Center for American Progress’ Health IT Report

Navigating American Health Care

How IT Can Foster Health Care Improvement

By Karen Davenport

May 29, 2007

“Here there be monsters,” warned ancient mariners’ maps of the uncharted corners of the seas and the creatures that lurked within. The oceans of paper and mountains of file cabinets required to track patients in the U.S. health care system today is akin in many ways to the murky depths, reams of maps and collections of chronometers and sextants which not long ago guided the global maritime industry. Since ancient times—Homer tells us that Odysseus relied on the Pleiades star cluster and the Herdsman and Bear constellations to steer him from Calypso’s cave towards Ithaca—navigators have depended upon celestial navigation, enhanced by technology and coastal charts, to determine position and plan the movement of their vessels.More recently, electronic navigation techniques such as radio navigation and radar, have enabled ship’s officers to obtain the information they need to safely travel the seas.

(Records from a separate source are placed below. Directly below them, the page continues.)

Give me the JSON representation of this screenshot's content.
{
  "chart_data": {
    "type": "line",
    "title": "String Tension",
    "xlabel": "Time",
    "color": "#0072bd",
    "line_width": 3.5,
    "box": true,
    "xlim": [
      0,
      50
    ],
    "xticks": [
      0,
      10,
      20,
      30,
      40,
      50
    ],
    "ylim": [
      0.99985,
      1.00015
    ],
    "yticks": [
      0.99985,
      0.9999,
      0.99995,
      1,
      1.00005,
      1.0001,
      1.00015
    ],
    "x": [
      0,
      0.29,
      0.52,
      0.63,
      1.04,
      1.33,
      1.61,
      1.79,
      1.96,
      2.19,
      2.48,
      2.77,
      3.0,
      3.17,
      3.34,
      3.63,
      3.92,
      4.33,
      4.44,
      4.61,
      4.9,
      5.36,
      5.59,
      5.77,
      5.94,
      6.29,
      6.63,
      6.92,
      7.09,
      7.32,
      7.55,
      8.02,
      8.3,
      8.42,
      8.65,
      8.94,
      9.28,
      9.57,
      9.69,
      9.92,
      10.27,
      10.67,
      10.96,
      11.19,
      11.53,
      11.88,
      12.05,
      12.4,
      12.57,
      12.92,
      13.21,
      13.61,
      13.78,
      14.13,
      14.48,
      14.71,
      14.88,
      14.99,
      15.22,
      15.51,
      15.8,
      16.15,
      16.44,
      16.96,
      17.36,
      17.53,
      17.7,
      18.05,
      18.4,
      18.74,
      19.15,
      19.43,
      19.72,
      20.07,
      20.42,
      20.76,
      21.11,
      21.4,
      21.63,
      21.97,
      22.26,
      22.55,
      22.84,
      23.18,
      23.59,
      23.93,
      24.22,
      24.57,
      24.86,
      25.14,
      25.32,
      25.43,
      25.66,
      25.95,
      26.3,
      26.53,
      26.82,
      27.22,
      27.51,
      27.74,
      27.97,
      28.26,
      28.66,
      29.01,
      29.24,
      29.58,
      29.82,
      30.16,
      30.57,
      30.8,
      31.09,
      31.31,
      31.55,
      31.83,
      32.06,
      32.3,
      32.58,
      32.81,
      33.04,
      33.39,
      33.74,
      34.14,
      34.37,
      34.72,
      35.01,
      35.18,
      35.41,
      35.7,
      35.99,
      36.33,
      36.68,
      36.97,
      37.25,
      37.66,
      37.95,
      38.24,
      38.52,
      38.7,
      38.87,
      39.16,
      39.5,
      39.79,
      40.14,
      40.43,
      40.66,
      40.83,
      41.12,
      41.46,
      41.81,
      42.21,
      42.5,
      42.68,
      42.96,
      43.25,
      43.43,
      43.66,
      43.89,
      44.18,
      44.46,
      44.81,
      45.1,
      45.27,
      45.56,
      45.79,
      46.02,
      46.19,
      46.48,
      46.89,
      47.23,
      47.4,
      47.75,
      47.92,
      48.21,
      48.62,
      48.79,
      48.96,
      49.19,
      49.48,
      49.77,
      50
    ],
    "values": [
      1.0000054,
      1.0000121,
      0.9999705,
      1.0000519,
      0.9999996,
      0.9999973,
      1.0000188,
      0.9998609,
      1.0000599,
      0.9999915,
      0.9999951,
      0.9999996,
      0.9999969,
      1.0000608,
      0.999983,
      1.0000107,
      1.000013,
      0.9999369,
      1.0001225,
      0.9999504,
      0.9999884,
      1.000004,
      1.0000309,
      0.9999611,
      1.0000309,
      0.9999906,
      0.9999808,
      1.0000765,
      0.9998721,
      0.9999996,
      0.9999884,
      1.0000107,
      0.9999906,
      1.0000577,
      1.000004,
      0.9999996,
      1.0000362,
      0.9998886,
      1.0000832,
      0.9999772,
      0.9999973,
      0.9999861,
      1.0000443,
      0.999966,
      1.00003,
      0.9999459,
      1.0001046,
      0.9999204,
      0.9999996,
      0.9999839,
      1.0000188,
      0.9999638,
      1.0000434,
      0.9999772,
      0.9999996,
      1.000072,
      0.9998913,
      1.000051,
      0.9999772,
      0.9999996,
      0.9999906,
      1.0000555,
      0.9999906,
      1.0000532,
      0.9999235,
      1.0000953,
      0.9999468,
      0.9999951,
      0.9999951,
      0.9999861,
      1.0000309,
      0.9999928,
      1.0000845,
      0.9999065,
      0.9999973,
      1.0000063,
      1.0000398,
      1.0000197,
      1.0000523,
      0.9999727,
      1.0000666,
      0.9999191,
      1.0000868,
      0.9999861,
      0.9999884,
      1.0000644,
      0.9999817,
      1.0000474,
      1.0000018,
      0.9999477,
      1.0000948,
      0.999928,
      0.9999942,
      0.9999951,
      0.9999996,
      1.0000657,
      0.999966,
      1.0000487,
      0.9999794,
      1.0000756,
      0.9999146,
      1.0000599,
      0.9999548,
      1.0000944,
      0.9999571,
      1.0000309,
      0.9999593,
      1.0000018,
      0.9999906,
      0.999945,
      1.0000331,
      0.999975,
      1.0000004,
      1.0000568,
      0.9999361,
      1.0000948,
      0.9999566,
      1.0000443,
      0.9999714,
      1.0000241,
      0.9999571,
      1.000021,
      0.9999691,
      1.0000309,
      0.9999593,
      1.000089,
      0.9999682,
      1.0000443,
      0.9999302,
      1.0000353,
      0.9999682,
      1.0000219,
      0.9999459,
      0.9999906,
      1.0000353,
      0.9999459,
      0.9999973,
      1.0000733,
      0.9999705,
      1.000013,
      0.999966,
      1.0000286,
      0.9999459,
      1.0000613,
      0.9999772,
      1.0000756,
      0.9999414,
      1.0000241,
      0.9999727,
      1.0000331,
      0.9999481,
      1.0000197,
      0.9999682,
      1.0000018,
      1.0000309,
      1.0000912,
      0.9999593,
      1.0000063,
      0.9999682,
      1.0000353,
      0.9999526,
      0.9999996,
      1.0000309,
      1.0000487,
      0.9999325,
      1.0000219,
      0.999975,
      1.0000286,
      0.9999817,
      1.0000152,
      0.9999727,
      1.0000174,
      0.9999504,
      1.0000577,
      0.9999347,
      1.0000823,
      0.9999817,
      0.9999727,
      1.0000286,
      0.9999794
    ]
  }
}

In the last twenty years however, the development of satellite navigation through the Global Positioning System largely displaced radio and radar. Today, GPS provides the fastest, most accurate method for mariners to navigate, measure speed, and determine location, and is used by merchant vessels, fishing fleets, and naval operations.

GPS enables real-time, completely automated understanding of vessel location and provides vital information for vessel traffic control in busy seaways. In addition, Global Information Systems technology provides critical tools for the management and operation of port facilities, facilitating the automation of container shipment movements. The information technology applications and systems enabled by GIS and GPS have changed how the world’s maritime industry performs its basic (though still exceedingly complex) functions.

Similarly, IT applications and systems could help our nation’s health care system, in which fewer than half of patients receive the right care at the right time, navigate the complex waters of coordinating care, reporting quality outcomes, understanding which drugs, devices and treatment plans offer the best course of care, and re-engineer the health care delivery process to improve quality.

Mapping clinical and payment data to health care outcomes could be as revolutionary for the U.S. health care system as GSP and GIS were for the maritime industry. Health IT systems, properly implemented, could transform how health care providers deliver care—resulting in a quality-focused health care system that improves lives, lower costs, and boosts health care productivity.